Au-delà des grands discours patriotiques récités depuis les salons dorés du Palais de la Nation à Kinshasa, la politique menée par le régime de Félix Tshisekedi à l’égard de l’Est de la République Démocratique du Congo révèle une réalité bien plus sombre et cynique.
A mesure que les jours passent, l’hypothèse d’une balkanisation orchestrée et catalysée depuis Kinshasa cesse d’être une théorie du complot pour devenir une grille de lecture terrifiante.
Tout porte à croire que le pouvoir en place préfère abandonner discrètement l’administration du Kivu au mouvement de l’AFC/M23, tout en orchestrant un récit de victimisation pour masquer sa propre démission régalienne.
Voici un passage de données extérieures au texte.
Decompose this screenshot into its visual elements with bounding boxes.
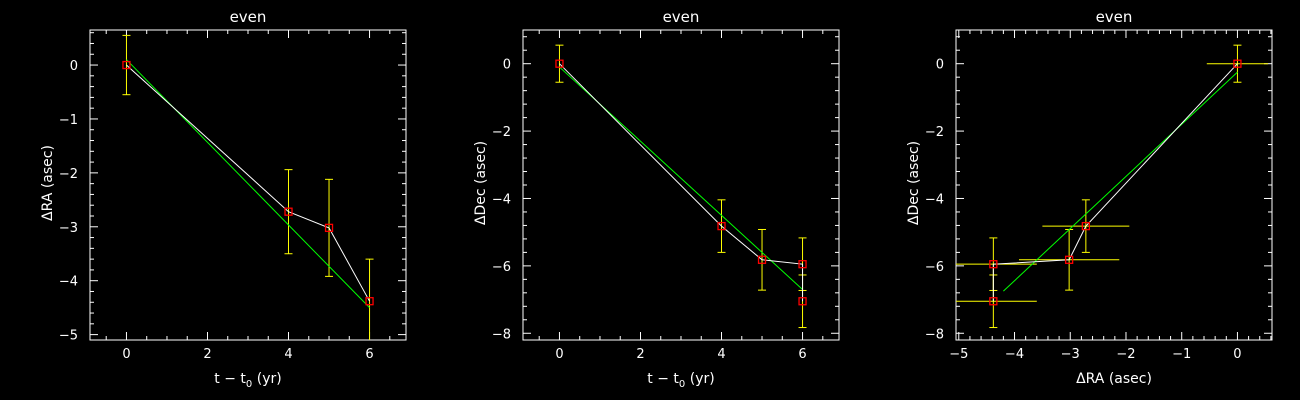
data-line bbox=[992, 63, 1238, 302]
data-layer bbox=[956, 44, 1269, 329]
data-point bbox=[284, 207, 293, 216]
panel-dec-vs-ra: even ΔRA (asec) ΔDec (asec) bbox=[906, 8, 1152, 387]
x-tick-label: 2 bbox=[636, 347, 644, 362]
y-tick-label: 0 bbox=[936, 58, 944, 73]
data-point bbox=[798, 260, 807, 269]
x-axis-label: t − t0 (yr) bbox=[214, 371, 281, 390]
y-axis-label: ΔDec (asec) bbox=[906, 141, 922, 225]
data-point bbox=[1233, 59, 1242, 68]
x-tick-label: 2 bbox=[203, 347, 211, 362]
panel-dec-vs-time: even t − t0 (yr) ΔDec (asec) bbox=[473, 8, 715, 390]
x-axis-label: ΔRA (asec) bbox=[1076, 371, 1152, 387]
y-tick-label: −4 bbox=[925, 192, 944, 207]
data-point bbox=[798, 297, 807, 306]
data-point bbox=[555, 59, 564, 68]
plot-layer: 0 2 4 60−1−2−3−4−50 2 4 60−2−4−6−8−5 −4 −3 −2 −1 00… bbox=[59, 29, 1273, 362]
y-tick-label: −3 bbox=[59, 221, 78, 236]
data-line bbox=[559, 63, 804, 302]
data-point bbox=[324, 223, 334, 233]
y-axis-label: ΔRA (asec) bbox=[40, 145, 56, 221]
data-point bbox=[365, 297, 374, 306]
x-tick-label: 0 bbox=[1233, 347, 1241, 362]
x-axis-label: t − t0 (yr) bbox=[647, 371, 714, 390]
data-point bbox=[717, 221, 726, 231]
y-tick-label: −4 bbox=[492, 192, 511, 207]
x-tick-label: −2 bbox=[1116, 347, 1135, 362]
x-tick-label: 0 bbox=[122, 347, 130, 362]
data-point bbox=[757, 255, 767, 264]
plot-area-1: 0 2 4 6 0 −1 −2 −3 −4 −5 bbox=[59, 29, 407, 362]
data-point bbox=[989, 260, 998, 269]
x-tick-label: 0 bbox=[555, 347, 563, 362]
x-tick-label: −5 bbox=[949, 347, 968, 362]
y-tick-label: 0 bbox=[503, 58, 511, 73]
x-tick-label: 6 bbox=[365, 347, 373, 362]
y-tick-label: −8 bbox=[925, 327, 944, 342]
chart-title: even bbox=[230, 8, 267, 26]
x-tick-label: −3 bbox=[1061, 347, 1080, 362]
x-tick-label: 4 bbox=[284, 347, 292, 362]
data-point bbox=[1081, 221, 1091, 231]
data-point bbox=[122, 60, 131, 70]
y-tick-label: 0 bbox=[70, 59, 78, 74]
chart-title: even bbox=[1096, 8, 1133, 26]
y-tick-label: −1 bbox=[59, 113, 78, 128]
axes-frame bbox=[955, 29, 1273, 341]
y-tick-label: −2 bbox=[492, 125, 511, 140]
fit-line bbox=[126, 59, 370, 309]
data-line bbox=[126, 64, 370, 302]
x-tick-label: 4 bbox=[717, 347, 725, 362]
x-tick-label: −1 bbox=[1172, 347, 1191, 362]
fit-line bbox=[1003, 71, 1238, 292]
y-tick-label: −2 bbox=[925, 125, 944, 140]
plot-area-3: −5 −4 −3 −2 −1 0 0 −2 −4 −6 −8 bbox=[925, 29, 1273, 362]
data-layer bbox=[555, 44, 807, 329]
y-tick-label: −2 bbox=[59, 167, 78, 182]
plot-area-2: 0 2 4 6 0 −2 −4 −6 −8 bbox=[492, 29, 840, 362]
y-tick-label: −8 bbox=[492, 327, 511, 342]
y-axis-label: ΔDec (asec) bbox=[473, 141, 489, 225]
axes-frame bbox=[89, 29, 407, 341]
y-tick-label: −5 bbox=[59, 329, 78, 344]
data-point bbox=[1064, 255, 1074, 264]
y-tick-label: −4 bbox=[59, 275, 78, 290]
panel-ra-vs-time: even t − t0 (yr) ΔRA (asec) bbox=[40, 8, 282, 390]
x-tick-label: −4 bbox=[1005, 347, 1024, 362]
y-tick-label: −6 bbox=[492, 260, 511, 275]
y-tick-label: −6 bbox=[925, 260, 944, 275]
x-tick-label: 6 bbox=[798, 347, 806, 362]
data-point bbox=[989, 297, 998, 306]
chart-title: even bbox=[663, 8, 700, 26]
data-layer bbox=[122, 34, 374, 340]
Cette stratégie de la rupture méthodique s’incarne dans des décisions administratives et économiques d’une gravité inédite. La suspension des services bancaires essentiels, l’asphyxie des transactions financières, la fermeture des liaisons institutionnelles et, très récemment, la suspension brutale des activités académiques à Goma et Bukavu constituent un blocus interne prémédité.
En privant délibérément des métropoles de plusieurs millions d’habitants de leurs circuits économiques fondamentaux et de leurs institutions d’enseignement supérieur, le gouvernement central ne neutralise pas les forces rebelles. Il punit, isole et marginalise les populations civiles congolaises qui y vivent.
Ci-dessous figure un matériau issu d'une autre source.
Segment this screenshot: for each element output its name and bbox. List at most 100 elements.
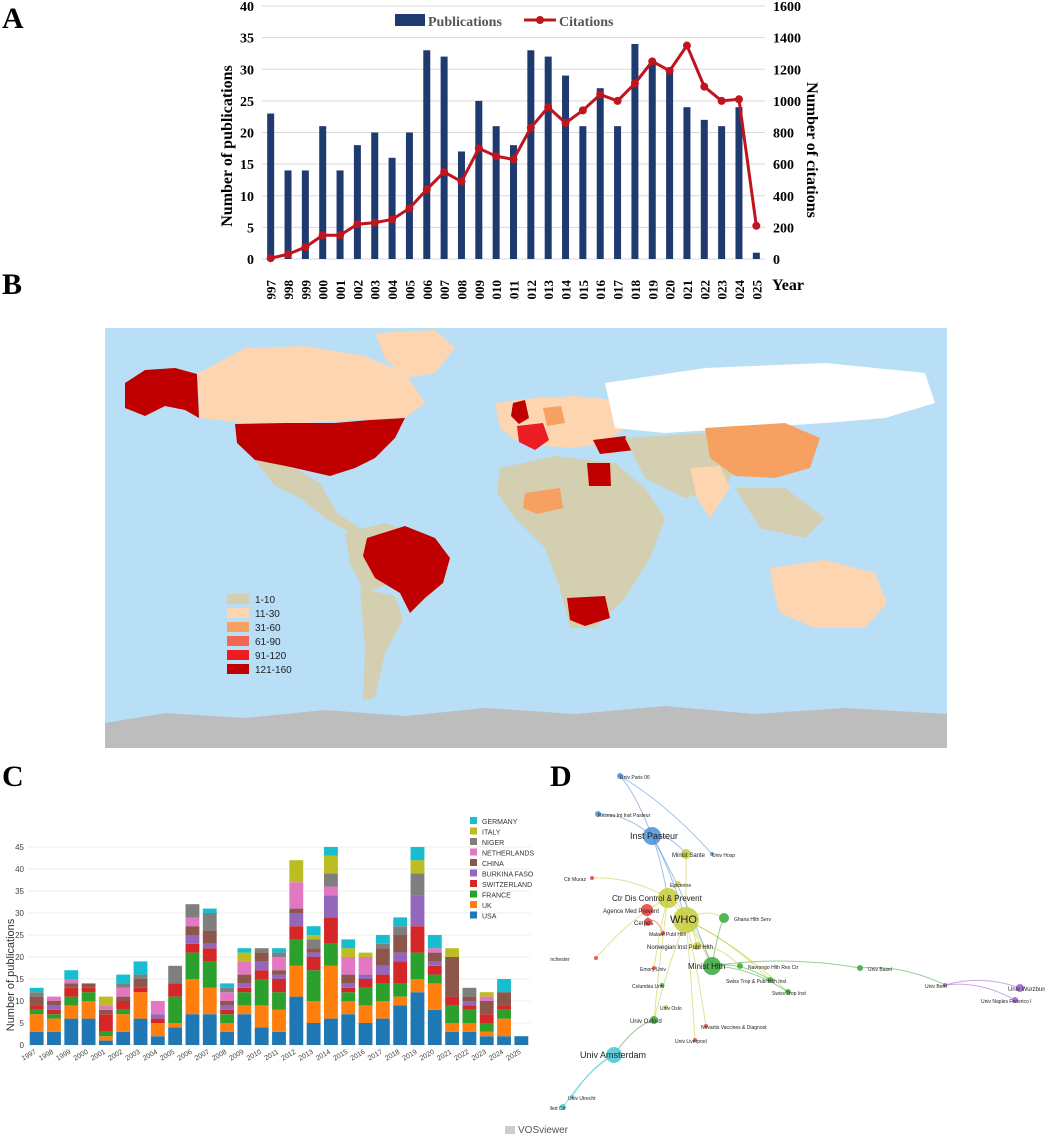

En érigeant ce mur d’exclusion économique et sociale entre l’Ouest et l’Est, la présidence Tshisekedi porte une responsabilité historique majeure dans l’accélération du processus de balkanisation.
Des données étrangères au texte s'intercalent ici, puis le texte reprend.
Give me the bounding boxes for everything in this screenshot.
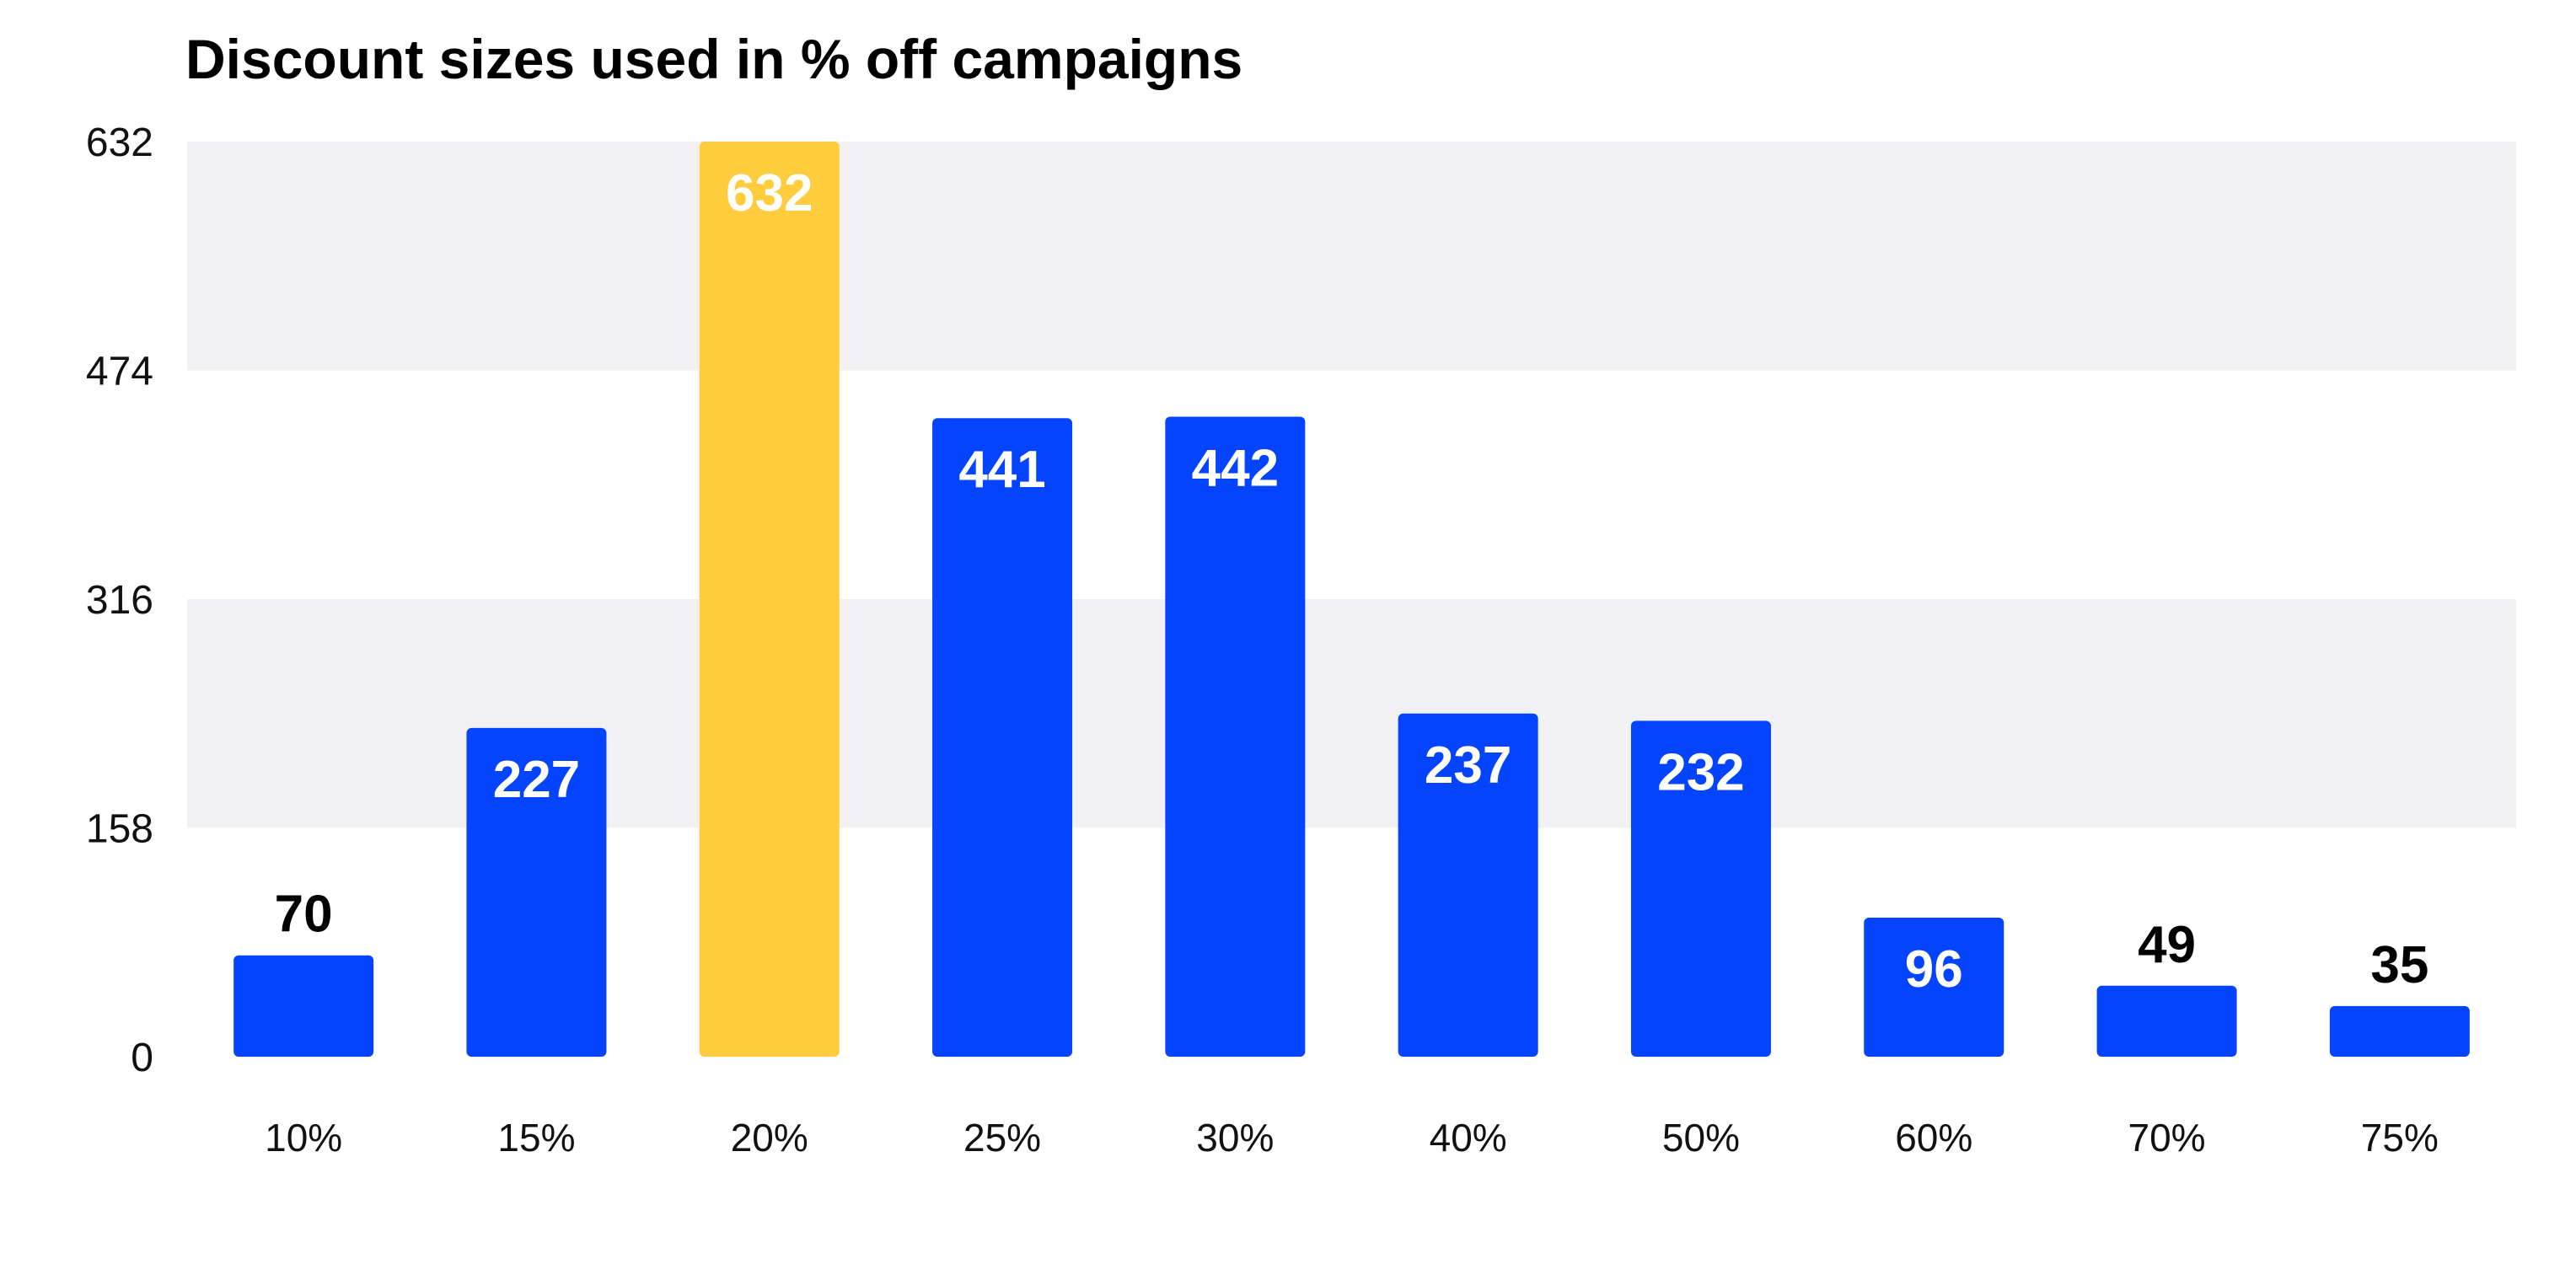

Cette politique discriminatoire, doublée d’une rhétorique stigmatisante qui remet continuellement en question le patriotisme des citoyens du Kivu, crée un terreau de griefs profonds et légitimes. Elle légitime le combat de l’Alliance Fleuve Congo et du M23, qui représente désormais le seul rempart face à un régime central qui persécute, abandonne et rejette une partie entière de sa propre population.
Lorsque l’Etat retire ses banques, ferme ses universités, coupe ses budgets et abandonne ses prérogatives de souveraineté dans les provinces de l’Est, il acte de fait une frontière administrative et politique.
La balkanisation du Congo ne sera pas proclamée lors d’une cérémonie officielle; elle s’installe silencieusement, mesure administrative après mesure administrative. En poussant le Grand Kivu vers un isolement total, l’administration Tshisekedi ne défend pas l’intégrité territoriale: elle officialise, sous couvert de fermeté, la cession de l’Est à ses rivaux.